This post comes from our blog intern, Aubrie!
Reality can be easily augmented in an artist’s mind. When I came across the work of Victoria Siemer (aka Witchoria), she immediately transported me into a different world. A world where humans are weightless, where you don’t know which way is up and which is down, and where cyberspace meets outer space. Her portfolio is diverse and her striking graphics certainly make you think, inviting you in to her atmospheric dream.
The mysterious quality of her designs had me so intrigued that I just had to learn more about this Brooklyn-based artist’s work! Victoria’s purely progressive nature has her pushing boundaries in both art and design at every opportunity. Read on to dive deeper into her alluring fantasy world, to revel in what inspires her art, and to admire her quirky, creative wit.
Each one of your images seems to represent some sort of augmented reality. How would you describe the vibe of your work? Do you feel like there’s a mystical space that all of these creations are living in?
I think everyone has a mystical space where creativity lives, and that’s our imaginations. What’s wonderful is that I’ve managed to make a career out of using mine. I think that I’ve always had a fascination with the idea of magic, or superpowers, and digital manipulation has given me the ability to sort of create my own alternate realities where those things are possible.
You’re currently living in Brooklyn, NY. Where are you originally from? Do you think Brooklyn is a stimulating place for an artist to live? Why?
I grew up in the DMV, went to SUNY Buffalo, then moved to Bushwick a few years ago. It’s without a doubt a stimulating place for an artist to live. I don’t think I’d be where I am now if I hadn’t moved here. Being surrounded by so many brilliant creatives really challenges you to become a better artist. At the same time, I don’t know if New York is for everyone, living here can be lonely, despite being such a big city. Living here — and creating here — requires a certain level of toughness.
What’s your favorite local hangout spot in Brooklyn?
In the summertime? Any rooftop. There’s something about the skyline. It’s hypnotic. It balances out the stress of living in this city; it makes it all worthwhile.
Name a few things we could find you doing on any given day.
Spending too much time on Wikipedia. Listening to podcasts. Doing crosswords. Zoning out on the train. Eating huevos rancheros or nachos. Throwing together an impromptu photoshoot. Photoshopping in bed.
Did you always want to be a graphic designer?
Honestly, I had no idea. I had always been creative, in a sense, but I had never really applied that creativity to something tangible. I ended up stumbling into design in college and it was the first time in my life something just clicked.
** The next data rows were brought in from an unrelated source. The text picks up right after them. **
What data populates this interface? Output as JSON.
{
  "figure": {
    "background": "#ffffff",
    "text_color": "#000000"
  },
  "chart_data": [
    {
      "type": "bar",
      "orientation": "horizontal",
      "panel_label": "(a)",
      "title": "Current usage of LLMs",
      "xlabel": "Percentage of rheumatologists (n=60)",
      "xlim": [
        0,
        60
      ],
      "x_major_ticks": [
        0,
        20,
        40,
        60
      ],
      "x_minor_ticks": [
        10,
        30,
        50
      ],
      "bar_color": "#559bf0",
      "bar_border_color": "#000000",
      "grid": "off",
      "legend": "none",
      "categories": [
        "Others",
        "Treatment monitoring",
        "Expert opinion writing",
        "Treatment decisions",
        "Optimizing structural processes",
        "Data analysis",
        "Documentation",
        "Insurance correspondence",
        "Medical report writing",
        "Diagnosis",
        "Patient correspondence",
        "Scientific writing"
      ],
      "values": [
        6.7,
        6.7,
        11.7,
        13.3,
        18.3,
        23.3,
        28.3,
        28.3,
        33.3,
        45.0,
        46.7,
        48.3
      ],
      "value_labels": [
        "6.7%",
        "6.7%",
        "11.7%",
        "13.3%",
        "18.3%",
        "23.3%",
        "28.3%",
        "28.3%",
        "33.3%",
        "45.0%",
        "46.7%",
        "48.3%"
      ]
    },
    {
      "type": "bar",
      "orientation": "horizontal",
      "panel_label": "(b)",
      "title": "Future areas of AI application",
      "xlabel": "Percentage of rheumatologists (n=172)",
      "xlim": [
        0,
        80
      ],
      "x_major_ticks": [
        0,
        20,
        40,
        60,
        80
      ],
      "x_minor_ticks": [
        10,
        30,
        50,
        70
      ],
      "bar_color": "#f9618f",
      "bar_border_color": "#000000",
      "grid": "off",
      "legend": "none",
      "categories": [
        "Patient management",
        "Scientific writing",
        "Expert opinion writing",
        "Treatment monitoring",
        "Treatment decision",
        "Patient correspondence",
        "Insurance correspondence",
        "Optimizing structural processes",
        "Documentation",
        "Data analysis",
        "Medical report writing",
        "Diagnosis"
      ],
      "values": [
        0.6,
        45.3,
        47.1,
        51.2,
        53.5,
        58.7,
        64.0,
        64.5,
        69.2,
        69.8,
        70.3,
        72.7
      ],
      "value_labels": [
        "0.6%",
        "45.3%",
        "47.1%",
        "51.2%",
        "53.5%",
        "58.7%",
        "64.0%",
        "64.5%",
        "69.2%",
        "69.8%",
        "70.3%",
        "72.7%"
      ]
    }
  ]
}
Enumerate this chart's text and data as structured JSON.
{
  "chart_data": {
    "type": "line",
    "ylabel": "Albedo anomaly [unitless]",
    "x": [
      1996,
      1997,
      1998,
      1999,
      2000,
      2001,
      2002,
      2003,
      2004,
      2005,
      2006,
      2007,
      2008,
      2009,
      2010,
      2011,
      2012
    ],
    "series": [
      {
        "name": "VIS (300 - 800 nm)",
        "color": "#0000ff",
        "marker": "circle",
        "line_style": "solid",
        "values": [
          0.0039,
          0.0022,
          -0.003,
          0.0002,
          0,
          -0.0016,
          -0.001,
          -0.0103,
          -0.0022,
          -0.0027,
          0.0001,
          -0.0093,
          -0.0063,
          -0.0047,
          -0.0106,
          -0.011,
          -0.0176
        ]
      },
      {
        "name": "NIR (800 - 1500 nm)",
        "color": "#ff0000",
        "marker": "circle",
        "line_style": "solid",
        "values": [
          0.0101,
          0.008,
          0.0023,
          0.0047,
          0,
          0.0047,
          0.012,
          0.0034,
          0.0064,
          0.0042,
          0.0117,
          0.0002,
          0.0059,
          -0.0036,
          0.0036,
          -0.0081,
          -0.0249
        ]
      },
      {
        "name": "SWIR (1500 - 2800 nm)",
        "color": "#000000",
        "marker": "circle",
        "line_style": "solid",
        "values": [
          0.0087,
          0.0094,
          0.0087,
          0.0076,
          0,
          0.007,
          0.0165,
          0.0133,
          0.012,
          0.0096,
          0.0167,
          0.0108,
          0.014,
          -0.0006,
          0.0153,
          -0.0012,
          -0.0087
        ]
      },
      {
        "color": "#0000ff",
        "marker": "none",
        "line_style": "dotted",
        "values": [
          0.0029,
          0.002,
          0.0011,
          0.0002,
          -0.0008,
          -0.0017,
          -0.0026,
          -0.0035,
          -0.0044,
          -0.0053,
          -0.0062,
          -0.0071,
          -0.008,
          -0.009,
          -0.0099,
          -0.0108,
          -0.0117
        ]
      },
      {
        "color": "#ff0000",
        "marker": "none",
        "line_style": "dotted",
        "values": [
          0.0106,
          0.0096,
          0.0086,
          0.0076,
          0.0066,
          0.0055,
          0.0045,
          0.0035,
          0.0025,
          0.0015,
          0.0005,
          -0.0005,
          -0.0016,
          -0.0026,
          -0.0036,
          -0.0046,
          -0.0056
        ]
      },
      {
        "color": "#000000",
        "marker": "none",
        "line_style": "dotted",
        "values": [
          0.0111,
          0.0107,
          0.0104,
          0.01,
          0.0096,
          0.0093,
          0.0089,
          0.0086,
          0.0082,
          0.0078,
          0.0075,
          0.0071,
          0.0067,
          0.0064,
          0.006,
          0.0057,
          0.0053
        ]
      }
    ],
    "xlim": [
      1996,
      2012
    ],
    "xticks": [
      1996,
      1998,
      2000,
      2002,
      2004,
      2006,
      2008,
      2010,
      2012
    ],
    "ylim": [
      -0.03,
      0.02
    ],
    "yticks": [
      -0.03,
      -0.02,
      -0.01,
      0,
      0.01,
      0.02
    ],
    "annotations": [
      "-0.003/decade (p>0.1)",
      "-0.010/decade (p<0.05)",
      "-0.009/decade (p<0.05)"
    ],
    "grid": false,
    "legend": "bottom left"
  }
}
Now I can’t imagine my life any other way.
What inspired you to choose this path for yourself?
There is a really amazing Ted Talk by Ken Robinson called ‘How Schools Kill Creativity’ that I find extremely relevant now that I have fully embraced my creativity. I wasn’t really allowed to utilize it when I was younger. Out of the rubric thinking was not accepted, and often ended in some sort of punishment, especially with grading. I was a mediocre high school student because of this, but an exceptional student in college, once I found an atmosphere that nurtured creative thinking.
How do you think your designs have progressed through the years?
Seeing the evolution happen has been strange. I think there are a lot of factors that contribute to this. First, I’m a design nerd, and I grind out tutorials all the time to make sure my technique in the Adobe creative suite is on-par. Consistent content creation has also been a factor. I’m a digital designer for a marketing firm, so I have to make sure to allow time for personal work after a long day. I’ve learned that if you’re gonna chase the dream in New York, you’re going to have to work really hard for it.
What part of the design process is your favorite and why?
Figuring out how to do something without someone telling you how to do it. Bonus points if I figure it out without Google. Digital manipulation is like a puzzle sometimes. The final image is the problem, and you have to find a solution. Then there is a long process of trial and error. What is amazing is how many series of mine are based on mistakes. I’ve discovered so many amazing things through sheer failure, and I’ve found a way to harness them into something successful. Embracing failure is one of the most important lessons I’ve ever learned. And honestly, I can’t afford to do some of the things that I dream of doing. My ‘Illuminated’ series is a prime example of this. I fell in love with Robert Montgomery’s outdoor light installations. I can’t afford to make installations like that, I live in New York, the rent is insane here. So I found a way to digitally create my own.
How do your feelings and emotions play a role in your personal designs? Is there a story behind your pieces?
There is definitely an emotional root to everything I create. I find that I struggle with words when trying to express something that I’m going through. I have a much easier time expressing it visually. What I find interesting is how other people connect with the work. I love external interpretations. I try not to over explain any piece of work that I create so that people can create their own meaning in what they’re seeing. Sometimes I think some of that experience is lost if you give people a preconceived notion of how it’s supposed to be perceived.
Your work certainly has some elements of creative humor. How do you feel you really push the boundaries in graphic art today?
I just try to be myself. Life is hard, things get messy, and sometimes the only way to deal with it is to find a way to about it.
What does “free” mean to you?
Figuring out what who you are and doing what you love.
All images courtesy of Victoria Siemer.